Warum fällt es uns so schwer, zuzugeben, dass wir verletzt sind?

Warum fällt es uns so schwer, zuzugeben, wenn es uns nicht gut geht? Wenn wir enttäuscht sind? Wenn wir nicht mehr weiter wissen? Wenn wir manchmal am liebsten alles hinschmeißen und ein neues Leben beginnen würden? Alles vergessen, was bisher war und neu anfangen. Ich dachte, dass ich das hier machen kann. Statt dessen versuch ich hier mit einem Chaos klar zukommen, von dem ich nicht mal weiß, wo ich anfangen soll es irgendwie wieder hinzubiegen.
Hast du nur annähernd eine Ahnung davon, wie es sich anfühlt, wenn du mich entweder in den Arm nimmst oder einfach nur total abweisend behandelst? Ich versteh nicht, wie du das machen kannst. So hin und her. Hast du eine Ahnung, was für ein Gefühlschaos das in mir auslöst? Ich versteh nicht, wie du es irgendwie schaffst mir das Gefühl zu geben, dass ich dir auf die Nerven gehe und es dir sowieso total egal ist. Ist dir das bewusst? Ist dir bewusst, wie verdammt schwer es für mich ist dir in die Augen zu sehen und dich nicht zu küssen? Denn das ist genau das, was ich jedes Mal machen möchte.
Ich dachte, ich krieg dieses Freunde sein schon irgendwie hin. Das tu ich ja auch, aber gerade fühlt es sich so an als würde es mich langsam aber sicher kaputt machen. Und mit ihr, ich glaube nicht, dass ich sie jemals wieder so sehen kann wie ich sie am Anfang gesehen habe, auch wenn ich das vor ein paar Tagen wirklich noch gehofft habe. Nicht, weil sie deine Freundin ist. Nein. Weil ich inzwischen gemerkt habe, wie wahnsinnig naiv sie ist. Ich kann nicht glauben, wie man jemandem jedes verdammte Wort einfach so abkaufen kann ohne auch nur irgendetwas zu hinterfragen. Ich würde lügen, wenn ich sagen würde, dass das nicht einen großen Teil des Bildes, das ich von Frauen und der Welt hatte, kaputt gemacht hat. Wenn du einmal verarscht wurdest, dann bist du doch eigentlich nicht mehr so leichtgläubig. Einmal reicht. Du hast gesagt, sie wurde betrogen. Ich denke, sie lebt in Disneyland, aber nicht auf diesem Planeten. Das hätte ich vielleicht nicht gemerkt, wenn alles anders gekommen wäre. Vielleicht hätte sie wirklich jemand Besonderes für mich werden können.
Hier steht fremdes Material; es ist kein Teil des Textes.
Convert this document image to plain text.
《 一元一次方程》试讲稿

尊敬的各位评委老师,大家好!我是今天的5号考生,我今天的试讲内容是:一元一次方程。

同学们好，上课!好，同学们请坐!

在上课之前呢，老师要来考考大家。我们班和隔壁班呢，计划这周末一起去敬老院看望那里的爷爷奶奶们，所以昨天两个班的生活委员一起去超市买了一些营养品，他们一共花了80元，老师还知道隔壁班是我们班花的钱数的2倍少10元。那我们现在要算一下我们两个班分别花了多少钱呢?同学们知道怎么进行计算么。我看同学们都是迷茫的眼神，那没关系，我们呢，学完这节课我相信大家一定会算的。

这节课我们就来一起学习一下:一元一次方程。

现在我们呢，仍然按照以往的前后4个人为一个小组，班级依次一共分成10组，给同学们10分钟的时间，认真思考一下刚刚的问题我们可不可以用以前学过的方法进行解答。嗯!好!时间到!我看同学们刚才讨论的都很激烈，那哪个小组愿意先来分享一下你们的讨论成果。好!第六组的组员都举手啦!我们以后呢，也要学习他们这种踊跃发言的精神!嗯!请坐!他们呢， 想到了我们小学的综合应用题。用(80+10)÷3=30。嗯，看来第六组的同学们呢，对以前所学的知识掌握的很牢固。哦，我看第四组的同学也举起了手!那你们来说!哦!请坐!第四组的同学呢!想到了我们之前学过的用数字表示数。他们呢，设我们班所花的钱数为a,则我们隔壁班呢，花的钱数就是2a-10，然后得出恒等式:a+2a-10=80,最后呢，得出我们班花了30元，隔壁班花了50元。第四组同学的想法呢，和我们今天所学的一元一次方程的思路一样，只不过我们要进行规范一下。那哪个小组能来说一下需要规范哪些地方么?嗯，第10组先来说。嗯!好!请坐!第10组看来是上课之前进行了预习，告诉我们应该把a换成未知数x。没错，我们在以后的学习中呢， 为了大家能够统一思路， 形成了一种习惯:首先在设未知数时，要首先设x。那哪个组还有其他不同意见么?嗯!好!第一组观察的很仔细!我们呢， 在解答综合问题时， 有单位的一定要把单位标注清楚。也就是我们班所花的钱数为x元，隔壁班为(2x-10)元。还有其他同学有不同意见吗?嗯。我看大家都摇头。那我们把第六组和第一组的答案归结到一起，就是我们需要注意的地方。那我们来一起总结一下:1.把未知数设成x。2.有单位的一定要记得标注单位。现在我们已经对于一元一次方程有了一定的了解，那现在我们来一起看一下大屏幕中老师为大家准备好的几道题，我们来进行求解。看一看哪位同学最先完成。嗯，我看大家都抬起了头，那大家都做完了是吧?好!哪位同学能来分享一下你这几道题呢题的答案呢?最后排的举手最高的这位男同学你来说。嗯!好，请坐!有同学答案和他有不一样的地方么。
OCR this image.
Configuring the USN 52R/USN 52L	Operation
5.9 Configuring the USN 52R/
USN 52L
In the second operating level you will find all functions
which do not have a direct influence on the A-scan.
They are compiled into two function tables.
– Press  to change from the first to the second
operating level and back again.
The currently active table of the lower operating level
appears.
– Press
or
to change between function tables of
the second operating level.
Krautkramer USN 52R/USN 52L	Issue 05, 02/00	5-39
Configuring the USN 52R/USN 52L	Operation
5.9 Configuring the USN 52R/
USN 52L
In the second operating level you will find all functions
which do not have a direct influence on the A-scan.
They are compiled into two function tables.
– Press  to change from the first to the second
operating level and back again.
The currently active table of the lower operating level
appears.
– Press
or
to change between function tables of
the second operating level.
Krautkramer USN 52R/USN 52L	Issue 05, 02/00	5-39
Du tust mir weh. Ich bin keine zweite Wahl. Das zwischen uns, das war in dem Moment vorbei als du dich für sie entschieden hast. Und trotzdem kann ich irgendwie nicht los lassen. Das tut weh. Das macht mich fertig. Ich überlege andauernd, wie ich das ändern kann und mir fällt einfach keine Lösung ein. Ich will dich nicht ignorieren, wie es wahrscheinlich für mein Herz am besten wäre. Du bist der Einzige, der mir hier wirklich nahe steht und mit dem ich reden kann. Der Einzige hier, der mich in den Arm nimmt, wenn es mir schlecht geht. Der Einzige hier, der es schafft mir das Gefühl zu geben, als wäre ich eine der dümmsten Personen auf der ganzen Welt.
Da, wo du überall Probleme siehst, da sehe ich keine. Vielleicht wird dieser ganze Beziehungskram hier so viel anders gesehen als zu Hause, aber normaler Weise sollte es doch kein Problem sein mal ein Wochenende mit Freunden zu verbringen. Hey, Schatz, ich muss einfach mal hier raus. Ich brauch ein bisschen Zeit für mich. Und das sind wir doch jetzt. Freunde. Das ist das einzige, was wir sein können. Mehr kann da nie wieder sein, denn ich weiß ganz genau, dass ich dann all meinen Stolz und mein Selbstwertgefühl verlieren würde. Ich hab schon jetzt viel zu viel davon aufgegeben, die letzten zwei Monate waren viel zu chaotisch als dass ich darauf hätte achten können, irgendetwas davon zu verteidigen.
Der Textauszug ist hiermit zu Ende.